4.2. Sample Preparations
The FS samples were homogenized in a vibratory mill (Testchem, Rybnicka, Poland) and then weighed to approximately 0.3 g (with an accuracy of 1 mg) into mineralization vessels. Next, 4 mL of spectrally pure 69% nitric acid (Tracepur, Merck, Darmstadt, Germany) was added. The wet microwave digestion procedure was conducted in a closed system (mineralizer: Berghof, Speedwave, Eningen, Germany), as shown in
Table 10. Initially, mild conditions were used for FS mineralization due to the higher content of organic matter. As the process progressed, the values of individual parameters (temperature, pressure, microwave power) increased to obtain the best possible sample dissolution and decomposition into inorganic compounds.
Then, the mineralizates were quantitatively transferred to vessels using deionized water.

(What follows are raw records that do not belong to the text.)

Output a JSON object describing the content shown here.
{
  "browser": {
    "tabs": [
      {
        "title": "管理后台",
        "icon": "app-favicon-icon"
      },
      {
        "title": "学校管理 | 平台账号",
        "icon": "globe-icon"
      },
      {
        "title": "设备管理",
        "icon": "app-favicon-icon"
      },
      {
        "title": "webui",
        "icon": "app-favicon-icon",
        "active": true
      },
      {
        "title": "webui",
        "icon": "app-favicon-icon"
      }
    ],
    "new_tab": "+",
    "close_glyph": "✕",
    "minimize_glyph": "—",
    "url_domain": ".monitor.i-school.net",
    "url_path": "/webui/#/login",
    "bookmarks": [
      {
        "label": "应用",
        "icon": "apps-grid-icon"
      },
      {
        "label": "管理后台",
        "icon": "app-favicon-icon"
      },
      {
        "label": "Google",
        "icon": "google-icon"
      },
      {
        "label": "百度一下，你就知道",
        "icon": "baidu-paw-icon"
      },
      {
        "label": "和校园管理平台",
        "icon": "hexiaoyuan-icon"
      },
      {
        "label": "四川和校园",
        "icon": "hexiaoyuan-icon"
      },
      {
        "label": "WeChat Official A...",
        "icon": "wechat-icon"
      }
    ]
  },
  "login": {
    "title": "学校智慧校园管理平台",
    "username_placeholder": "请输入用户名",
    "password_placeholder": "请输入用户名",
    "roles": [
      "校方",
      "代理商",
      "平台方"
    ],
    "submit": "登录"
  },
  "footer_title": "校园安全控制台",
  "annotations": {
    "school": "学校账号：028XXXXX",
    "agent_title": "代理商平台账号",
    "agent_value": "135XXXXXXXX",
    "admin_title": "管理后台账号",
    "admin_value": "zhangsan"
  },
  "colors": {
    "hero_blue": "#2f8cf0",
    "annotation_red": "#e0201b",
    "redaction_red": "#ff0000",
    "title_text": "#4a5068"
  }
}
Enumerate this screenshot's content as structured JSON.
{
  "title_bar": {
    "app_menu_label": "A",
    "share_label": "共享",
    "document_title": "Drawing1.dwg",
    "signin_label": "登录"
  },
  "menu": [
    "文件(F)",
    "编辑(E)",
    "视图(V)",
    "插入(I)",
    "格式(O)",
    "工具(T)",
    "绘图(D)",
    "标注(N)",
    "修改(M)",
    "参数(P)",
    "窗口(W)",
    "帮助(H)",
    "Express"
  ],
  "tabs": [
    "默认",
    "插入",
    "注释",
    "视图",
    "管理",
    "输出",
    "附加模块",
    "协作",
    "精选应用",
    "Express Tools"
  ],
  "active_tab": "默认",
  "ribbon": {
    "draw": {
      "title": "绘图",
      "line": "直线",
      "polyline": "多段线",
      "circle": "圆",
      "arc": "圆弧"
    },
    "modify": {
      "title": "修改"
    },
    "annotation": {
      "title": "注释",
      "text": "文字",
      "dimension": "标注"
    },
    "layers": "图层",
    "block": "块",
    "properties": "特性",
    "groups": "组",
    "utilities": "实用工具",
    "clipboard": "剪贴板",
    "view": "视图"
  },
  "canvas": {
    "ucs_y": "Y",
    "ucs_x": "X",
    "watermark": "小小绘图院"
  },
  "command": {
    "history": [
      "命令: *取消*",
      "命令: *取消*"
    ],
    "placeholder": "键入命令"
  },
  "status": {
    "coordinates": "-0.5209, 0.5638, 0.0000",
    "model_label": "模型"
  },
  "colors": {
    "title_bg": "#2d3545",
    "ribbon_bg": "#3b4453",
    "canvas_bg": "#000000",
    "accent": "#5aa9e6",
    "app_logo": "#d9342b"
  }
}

4.3. Determination of the Fe Content
The Fe concentration was measured using atomic absorption spectrometry (AAS) in an acetylene–air flame at a wavelength of 248.3 nm with Zeeman background correction. A calibration curve was created based on the dependence of the absorbance on the concentration, from which the Fe content was read. The curve range is 5 mg/L—the mineralizates were appropriately diluted before determination. The detection limit, expressed as a characteristic concentration, was 0.19 mg/kg.
4.4. Validation of the AAS Method
To control the accuracy of the analyses performed, a certified reference material (CRM) was used (Simulated Diet D, LIVSMEDELS VERKET, National Food Administration, Sweden). All obtained values, determined before analysis for every 10 samples, fell within the value range of 183–215 mg/kg, and the average was 199 ± 16 mg/kg. The coefficient of variation was V = 2.55%, and the accuracy (% of error) was 0.23%.
4.5. Comparison of Results with Recommendations
Guidelines for the quality of FSs indicate that the tolerance value for the content of minerals specified on the label, compared with the actual content, may range from −20 to +45% for the value declared by the manufacturer [
21].
4.6. Statistical Analyses
The Statistica program (Tibco, Palo-Alto, CA, USA) was used to conduct statistical analyses. Basic statistics were calculated, such as means (Av.) with standard deviation (SD), minimum (Min.), and maximum (Max.) values, medians (Med.), lower quartiles (Q1), and upper quartiles (Q3). The Mann–Whitney U test was performed to show differences in the Fe content between the 2 groups, and the Kruskal–Wallis test was used for comparisons among more than 2 groups. A significance level of p < 0.05 was used.